A trust may be a useful estate-planning tool for your family. Trusts are flexible, varied and complex legal agreements that spell out the rules to follow for property held in trust. There are many types of trusts, however, and a skilled trust lawyer can help explain how each type has advantages and disadvantages.
If you’d like to discuss a trust with a a professional attorney, contact our office at (815) 391-0089 to schedule your free consultation. You can also use the form on this page to receive a response within 24 hours.
FAQs Regarding Trusts
What is a trust?
Generally, a trust is a right in property (real or personal) that is held in a fiduciary relationship by one party for the benefit of another. The trustee is the one who holds title to the trust property, and the beneficiary is the person who receives the benefits of the trust. A trust is a form of property ownership. The person who sets up a trust is called the “grantor” or “settlor.” The trustee is the “legal” owner of the trust property, and his or her name is on any document of title. The beneficiary is the person who receives the benefits of ownership, such as the right to receive the income from the trust’s investments. A “living” or “inter vivos” trust is one that is set up and funded while the grantor is alive. Usually, the grantor names himself as both trustee and beneficiary. In contrast, a trust that comes into being under the terms of a will, after the grantor’s death, is called a “testamentary” trust.
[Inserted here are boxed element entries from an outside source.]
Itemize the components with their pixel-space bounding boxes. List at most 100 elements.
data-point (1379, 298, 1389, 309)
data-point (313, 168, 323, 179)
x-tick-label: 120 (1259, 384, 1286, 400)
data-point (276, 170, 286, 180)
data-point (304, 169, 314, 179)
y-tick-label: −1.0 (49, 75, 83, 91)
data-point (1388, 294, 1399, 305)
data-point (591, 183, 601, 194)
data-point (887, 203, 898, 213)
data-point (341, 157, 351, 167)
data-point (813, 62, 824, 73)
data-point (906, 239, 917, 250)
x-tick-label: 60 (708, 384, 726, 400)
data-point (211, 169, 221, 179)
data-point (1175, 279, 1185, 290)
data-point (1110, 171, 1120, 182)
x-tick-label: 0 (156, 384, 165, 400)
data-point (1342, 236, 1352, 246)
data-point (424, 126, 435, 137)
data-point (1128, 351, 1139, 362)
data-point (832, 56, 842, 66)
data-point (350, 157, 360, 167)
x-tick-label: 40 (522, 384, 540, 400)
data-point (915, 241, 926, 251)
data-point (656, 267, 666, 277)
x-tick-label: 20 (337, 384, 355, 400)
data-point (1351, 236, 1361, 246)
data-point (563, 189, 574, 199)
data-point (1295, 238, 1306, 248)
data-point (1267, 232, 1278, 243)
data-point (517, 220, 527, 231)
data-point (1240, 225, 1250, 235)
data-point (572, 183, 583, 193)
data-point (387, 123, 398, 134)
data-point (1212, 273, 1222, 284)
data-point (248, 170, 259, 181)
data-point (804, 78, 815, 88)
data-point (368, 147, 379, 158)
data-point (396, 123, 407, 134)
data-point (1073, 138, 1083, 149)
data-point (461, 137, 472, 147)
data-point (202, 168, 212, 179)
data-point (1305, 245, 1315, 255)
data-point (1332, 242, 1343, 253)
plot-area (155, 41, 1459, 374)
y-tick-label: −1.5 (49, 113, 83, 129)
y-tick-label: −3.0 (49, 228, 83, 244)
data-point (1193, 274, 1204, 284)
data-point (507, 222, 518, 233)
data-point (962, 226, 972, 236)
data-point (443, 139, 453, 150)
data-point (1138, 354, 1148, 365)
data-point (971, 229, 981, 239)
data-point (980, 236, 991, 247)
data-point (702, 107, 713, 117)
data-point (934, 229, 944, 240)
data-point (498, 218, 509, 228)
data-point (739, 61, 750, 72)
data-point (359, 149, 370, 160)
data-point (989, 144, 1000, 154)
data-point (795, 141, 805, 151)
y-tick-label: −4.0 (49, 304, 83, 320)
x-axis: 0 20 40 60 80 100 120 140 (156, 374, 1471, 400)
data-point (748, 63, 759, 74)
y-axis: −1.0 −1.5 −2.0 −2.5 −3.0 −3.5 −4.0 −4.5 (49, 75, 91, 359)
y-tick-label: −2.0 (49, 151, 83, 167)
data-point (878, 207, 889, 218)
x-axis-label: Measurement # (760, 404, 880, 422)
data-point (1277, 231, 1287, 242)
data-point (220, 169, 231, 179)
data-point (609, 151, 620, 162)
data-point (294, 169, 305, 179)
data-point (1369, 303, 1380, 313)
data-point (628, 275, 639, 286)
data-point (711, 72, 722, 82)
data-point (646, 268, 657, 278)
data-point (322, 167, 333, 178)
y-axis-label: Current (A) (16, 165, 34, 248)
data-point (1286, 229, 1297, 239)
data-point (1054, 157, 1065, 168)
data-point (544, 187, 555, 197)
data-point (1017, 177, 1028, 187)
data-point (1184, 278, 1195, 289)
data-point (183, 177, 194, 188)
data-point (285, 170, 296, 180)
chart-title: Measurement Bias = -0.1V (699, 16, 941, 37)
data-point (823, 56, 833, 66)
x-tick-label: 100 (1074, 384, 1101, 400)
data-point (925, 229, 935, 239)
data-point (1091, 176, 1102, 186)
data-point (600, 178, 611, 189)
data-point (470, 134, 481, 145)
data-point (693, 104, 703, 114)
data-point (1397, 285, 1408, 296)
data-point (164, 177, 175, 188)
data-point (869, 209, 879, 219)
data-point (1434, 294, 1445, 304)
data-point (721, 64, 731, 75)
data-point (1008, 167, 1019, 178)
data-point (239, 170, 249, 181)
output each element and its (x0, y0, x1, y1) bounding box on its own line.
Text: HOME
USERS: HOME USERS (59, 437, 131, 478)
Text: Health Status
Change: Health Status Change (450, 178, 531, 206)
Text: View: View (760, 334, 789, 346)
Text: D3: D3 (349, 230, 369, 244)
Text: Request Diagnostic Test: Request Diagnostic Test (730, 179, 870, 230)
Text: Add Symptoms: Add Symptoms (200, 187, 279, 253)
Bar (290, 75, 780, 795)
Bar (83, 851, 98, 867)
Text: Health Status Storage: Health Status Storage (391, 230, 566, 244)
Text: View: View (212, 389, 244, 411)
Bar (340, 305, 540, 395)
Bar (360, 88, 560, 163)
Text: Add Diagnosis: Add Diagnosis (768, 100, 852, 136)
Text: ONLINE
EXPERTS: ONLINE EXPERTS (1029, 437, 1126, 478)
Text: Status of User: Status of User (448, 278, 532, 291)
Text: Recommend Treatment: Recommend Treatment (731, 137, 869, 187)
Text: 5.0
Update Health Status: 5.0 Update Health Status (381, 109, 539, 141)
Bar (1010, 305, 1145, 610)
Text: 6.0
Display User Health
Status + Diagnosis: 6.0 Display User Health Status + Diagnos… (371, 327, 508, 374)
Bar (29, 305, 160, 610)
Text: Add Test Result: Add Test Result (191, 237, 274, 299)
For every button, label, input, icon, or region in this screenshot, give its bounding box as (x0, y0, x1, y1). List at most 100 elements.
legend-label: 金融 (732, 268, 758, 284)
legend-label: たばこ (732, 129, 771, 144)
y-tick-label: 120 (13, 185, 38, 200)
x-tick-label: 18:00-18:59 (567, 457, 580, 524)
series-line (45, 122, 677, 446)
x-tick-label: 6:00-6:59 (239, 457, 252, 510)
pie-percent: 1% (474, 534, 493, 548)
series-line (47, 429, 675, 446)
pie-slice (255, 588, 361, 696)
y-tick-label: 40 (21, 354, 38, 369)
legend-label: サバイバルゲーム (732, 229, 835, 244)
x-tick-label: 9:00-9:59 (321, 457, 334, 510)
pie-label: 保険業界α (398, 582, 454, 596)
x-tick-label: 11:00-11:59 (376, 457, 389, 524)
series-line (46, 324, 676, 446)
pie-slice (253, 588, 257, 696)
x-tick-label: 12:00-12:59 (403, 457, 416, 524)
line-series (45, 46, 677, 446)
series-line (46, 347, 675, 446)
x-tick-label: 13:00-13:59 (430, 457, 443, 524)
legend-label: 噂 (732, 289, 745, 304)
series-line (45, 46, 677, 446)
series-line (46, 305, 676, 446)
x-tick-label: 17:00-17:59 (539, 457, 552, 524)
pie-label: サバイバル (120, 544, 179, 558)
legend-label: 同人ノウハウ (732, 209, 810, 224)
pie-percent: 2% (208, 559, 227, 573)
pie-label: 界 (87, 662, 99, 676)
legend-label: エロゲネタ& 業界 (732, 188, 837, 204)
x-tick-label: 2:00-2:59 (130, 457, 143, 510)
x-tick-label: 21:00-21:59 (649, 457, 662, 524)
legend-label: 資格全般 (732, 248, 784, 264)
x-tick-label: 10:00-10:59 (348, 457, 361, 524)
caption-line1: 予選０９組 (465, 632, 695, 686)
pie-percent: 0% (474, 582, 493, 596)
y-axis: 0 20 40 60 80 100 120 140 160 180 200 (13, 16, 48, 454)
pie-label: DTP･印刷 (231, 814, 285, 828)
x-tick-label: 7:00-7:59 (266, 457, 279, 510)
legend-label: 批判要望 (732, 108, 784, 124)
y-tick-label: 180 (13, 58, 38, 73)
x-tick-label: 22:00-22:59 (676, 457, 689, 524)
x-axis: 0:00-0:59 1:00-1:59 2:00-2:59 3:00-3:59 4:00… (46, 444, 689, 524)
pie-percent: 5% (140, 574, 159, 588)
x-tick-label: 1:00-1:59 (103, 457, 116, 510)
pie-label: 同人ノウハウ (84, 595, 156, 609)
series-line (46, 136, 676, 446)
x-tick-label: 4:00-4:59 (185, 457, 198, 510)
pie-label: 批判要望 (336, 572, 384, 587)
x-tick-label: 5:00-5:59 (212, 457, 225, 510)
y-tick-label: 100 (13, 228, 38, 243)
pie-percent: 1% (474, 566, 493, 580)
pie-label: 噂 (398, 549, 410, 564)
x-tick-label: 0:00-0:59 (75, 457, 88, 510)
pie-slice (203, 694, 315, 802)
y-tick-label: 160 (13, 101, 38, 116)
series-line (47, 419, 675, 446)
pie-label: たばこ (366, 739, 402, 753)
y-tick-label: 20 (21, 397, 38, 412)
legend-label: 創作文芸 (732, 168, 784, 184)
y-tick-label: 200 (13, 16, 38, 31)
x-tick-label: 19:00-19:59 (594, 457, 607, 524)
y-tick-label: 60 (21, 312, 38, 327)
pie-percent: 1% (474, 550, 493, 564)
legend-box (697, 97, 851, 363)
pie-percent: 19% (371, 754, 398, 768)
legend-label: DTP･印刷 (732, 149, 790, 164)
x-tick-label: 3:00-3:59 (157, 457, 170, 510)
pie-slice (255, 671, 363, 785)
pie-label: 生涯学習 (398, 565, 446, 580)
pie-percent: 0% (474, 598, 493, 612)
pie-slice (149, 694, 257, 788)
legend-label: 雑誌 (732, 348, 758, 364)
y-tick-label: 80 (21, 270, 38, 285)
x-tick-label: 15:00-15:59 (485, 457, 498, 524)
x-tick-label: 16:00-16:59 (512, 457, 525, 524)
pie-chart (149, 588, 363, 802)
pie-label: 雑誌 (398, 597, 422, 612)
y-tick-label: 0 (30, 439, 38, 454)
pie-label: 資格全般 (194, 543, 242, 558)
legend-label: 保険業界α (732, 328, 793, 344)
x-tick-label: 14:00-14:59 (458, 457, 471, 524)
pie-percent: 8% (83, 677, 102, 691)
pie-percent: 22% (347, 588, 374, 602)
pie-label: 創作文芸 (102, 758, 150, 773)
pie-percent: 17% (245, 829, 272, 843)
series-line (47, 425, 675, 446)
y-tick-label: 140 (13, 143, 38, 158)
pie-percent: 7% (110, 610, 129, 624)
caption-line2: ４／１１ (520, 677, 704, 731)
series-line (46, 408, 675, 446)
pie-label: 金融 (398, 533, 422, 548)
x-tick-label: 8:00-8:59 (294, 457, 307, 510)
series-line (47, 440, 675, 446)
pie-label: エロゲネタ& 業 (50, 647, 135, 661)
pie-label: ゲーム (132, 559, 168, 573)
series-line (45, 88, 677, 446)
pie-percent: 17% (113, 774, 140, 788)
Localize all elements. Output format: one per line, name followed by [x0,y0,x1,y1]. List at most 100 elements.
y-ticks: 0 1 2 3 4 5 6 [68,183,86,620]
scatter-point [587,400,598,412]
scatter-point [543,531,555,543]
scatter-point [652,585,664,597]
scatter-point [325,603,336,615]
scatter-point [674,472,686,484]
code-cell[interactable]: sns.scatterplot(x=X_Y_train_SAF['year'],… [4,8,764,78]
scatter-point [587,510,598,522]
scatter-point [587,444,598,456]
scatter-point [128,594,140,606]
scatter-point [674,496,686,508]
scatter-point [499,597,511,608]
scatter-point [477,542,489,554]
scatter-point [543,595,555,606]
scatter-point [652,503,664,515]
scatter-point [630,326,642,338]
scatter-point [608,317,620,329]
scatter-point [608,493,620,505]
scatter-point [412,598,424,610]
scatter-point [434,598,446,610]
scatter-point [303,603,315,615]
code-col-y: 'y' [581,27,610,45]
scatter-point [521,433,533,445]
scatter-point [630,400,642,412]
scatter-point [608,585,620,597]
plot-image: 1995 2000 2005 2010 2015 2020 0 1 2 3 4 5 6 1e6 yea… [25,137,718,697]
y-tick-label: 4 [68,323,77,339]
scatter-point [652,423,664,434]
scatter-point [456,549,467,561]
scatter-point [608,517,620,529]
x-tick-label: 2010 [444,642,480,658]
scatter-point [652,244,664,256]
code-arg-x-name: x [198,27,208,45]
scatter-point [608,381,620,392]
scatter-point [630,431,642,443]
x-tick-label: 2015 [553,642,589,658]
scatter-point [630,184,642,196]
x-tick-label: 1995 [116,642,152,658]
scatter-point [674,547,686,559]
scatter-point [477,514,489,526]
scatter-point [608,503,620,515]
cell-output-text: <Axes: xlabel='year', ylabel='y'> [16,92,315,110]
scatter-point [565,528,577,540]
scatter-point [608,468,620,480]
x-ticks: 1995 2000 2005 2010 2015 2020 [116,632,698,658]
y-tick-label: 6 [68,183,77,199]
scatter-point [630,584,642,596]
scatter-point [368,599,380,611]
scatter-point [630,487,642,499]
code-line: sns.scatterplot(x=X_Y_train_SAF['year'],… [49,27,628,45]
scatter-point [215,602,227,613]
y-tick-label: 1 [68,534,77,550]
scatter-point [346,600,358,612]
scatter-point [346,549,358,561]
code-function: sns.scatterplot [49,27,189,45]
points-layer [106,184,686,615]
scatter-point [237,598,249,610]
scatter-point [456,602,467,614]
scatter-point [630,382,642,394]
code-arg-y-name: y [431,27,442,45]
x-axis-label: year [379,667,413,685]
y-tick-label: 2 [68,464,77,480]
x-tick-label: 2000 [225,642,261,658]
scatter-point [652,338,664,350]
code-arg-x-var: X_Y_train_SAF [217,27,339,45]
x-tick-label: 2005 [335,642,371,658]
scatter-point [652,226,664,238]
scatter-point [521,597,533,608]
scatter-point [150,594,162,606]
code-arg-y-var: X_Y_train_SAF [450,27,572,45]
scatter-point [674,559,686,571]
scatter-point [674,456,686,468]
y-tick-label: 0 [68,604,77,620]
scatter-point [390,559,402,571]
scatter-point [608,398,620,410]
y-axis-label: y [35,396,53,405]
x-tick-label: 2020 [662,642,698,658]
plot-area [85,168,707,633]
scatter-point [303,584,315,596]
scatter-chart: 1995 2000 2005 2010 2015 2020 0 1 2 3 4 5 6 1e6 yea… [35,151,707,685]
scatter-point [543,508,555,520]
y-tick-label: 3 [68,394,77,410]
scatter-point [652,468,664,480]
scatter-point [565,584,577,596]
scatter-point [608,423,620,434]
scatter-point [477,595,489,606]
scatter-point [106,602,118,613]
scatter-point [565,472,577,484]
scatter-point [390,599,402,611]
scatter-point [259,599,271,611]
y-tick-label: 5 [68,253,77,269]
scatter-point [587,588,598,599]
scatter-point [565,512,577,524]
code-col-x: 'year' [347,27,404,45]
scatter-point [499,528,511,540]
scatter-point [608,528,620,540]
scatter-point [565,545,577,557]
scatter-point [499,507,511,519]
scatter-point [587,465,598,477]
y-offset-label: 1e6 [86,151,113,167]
How does a trust avoid probate?
When an estate is conveyed through a will, the probate court must validate the will before its provisions can be executed. The probate process can require up to two years. Assets held in a living trust, however, are not subject to probate. There are several advantages of avoiding probate:
- Expedited distribution: A living trust allows assets to be distributed to your heirs as quickly as your trust agreement instructs and the taxing authorities allow, without the additional delays of probate. Your spouse, for instance, could receive income to provide for living expenses immediately.
- Expense reduction: The expenses of probate are completely avoided for all assets held in your living trust.
- Privacy and confidentiality: When a will is entered into probate, all of its provisions become a matter of public record. Since a living trust is a private arrangement, its terms are not made public at your death. Your assets and intentions are known only to your trustee and beneficiaries.